The chief told reporters that the cases must be and will be investigated in a particularly meticulous and systematic manner in accordance with the law, in order to have a proper outcome when presented in court.
“This is the least we owe to the victims and their families, to whom we express our deepest and sincere condolences,” Chrysostomou said.
Police came under heavy criticism after it emerged that a friend of the first victim, 38-year-old Marry Rose Tiburcio, was reportedly not taken seriously last year when she told cops about a person of interest, who turned out to be the suspect and confessed killer of Marry Rose.
'We ask for your understanding as our top priority at this moment is to establish all the facts and the true extent of the crimes'
The 35-year-old man, who serves in the military and is an amateur photographer, told cops after his arrest that he killed another FIlipino woman, 28-year-old Αrian Palanas Lozano, who was a housemad at a former deputy chief of police. Both women's bodies were found naked and bound at an old abandoned mine in Mitseros, Nicosia district. Authorities believe there could be corpses of more femalle victims in the area.

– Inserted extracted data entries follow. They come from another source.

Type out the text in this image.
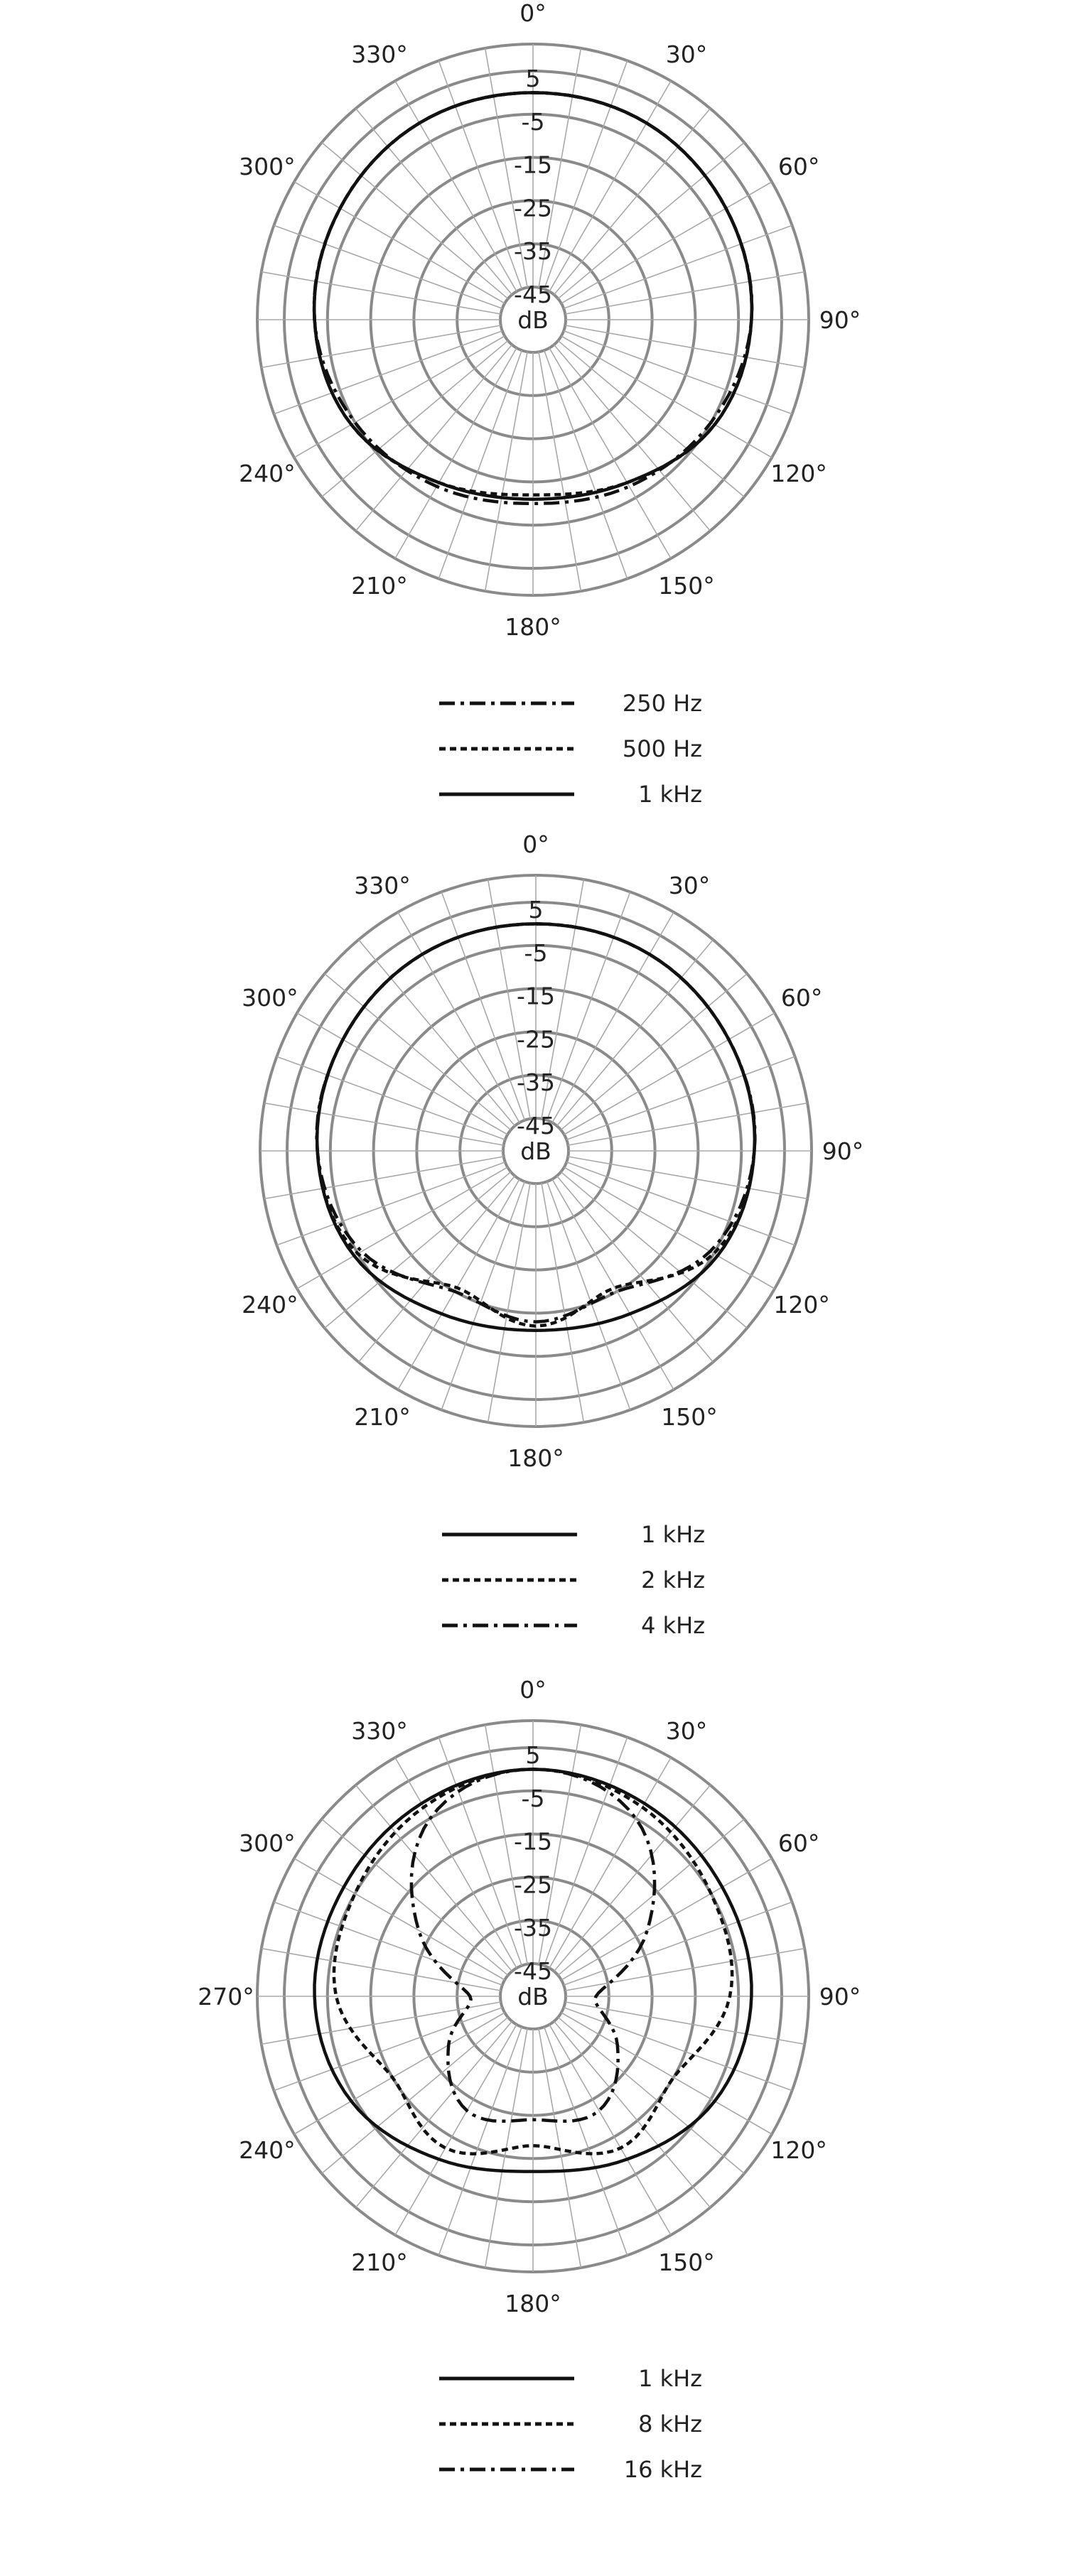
5
-5
-15
-25
-35
-45
dB
0°
30°
60°
90°
120°
150°
180°
210°
240°
300°
330°
250 Hz
500 Hz
1 kHz
5
-5
-15
-25
-35
-45
dB
0°
30°
60°
90°
120°
150°
180°
210°
240°
300°
330°
1 kHz
2 kHz
4 kHz
5
-5
-15
-25
-35
-45
dB
0°
30°
60°
90°
120°
150°
180°
210°
240°
270°
300°
330°
1 kHz
8 kHz
16 kHz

Marry Rose's friend, a Filipina national who helped investigators crack the case wide open more than a week ago by identifying the body of the victim, had turned to housemaid advocate and HMA president Louis Koutroukides three months into the investigation, saying he was her “last hope” in finding out what had happened to Marry Rose and her daughter, 6-year-old Sierra Graze Seucalliuc.
Koutroukides says he immediately went to the police in August 2018 but was told off, with an officer suggesting mother and child had left the country. But the explanation did not sit well with the next of kin, who knew Marry Rose did not take any belongings or passports before she went to meet the suspect.
Chrysostomou said police are determined to examine these issues but also focus on conducting a thorough investigation in order to establish all the facts.
“We neither underestimate nor disregard the questions raised. On the contrary, we understand the abhorrence and feeling of anxiety that these cases have caused in Cypriot society.”
“We have every intention to fully investigate the questions raised, with transparency and honesty, and if any issues are identified then corrective measures will be taken including internal action,” he said.
“In this stage, we ask for your understanding as our top priority at this moment is to establish all the facts and the true extent of the crimes, including solving and prosecuting them, and we will do our best to achieve that,” Chrysostomou said.
At least two other females are feared dead in addition to Marry Rose’s child, who alternatively could have been sold to traffickers according to speculation offered by Koutroukides.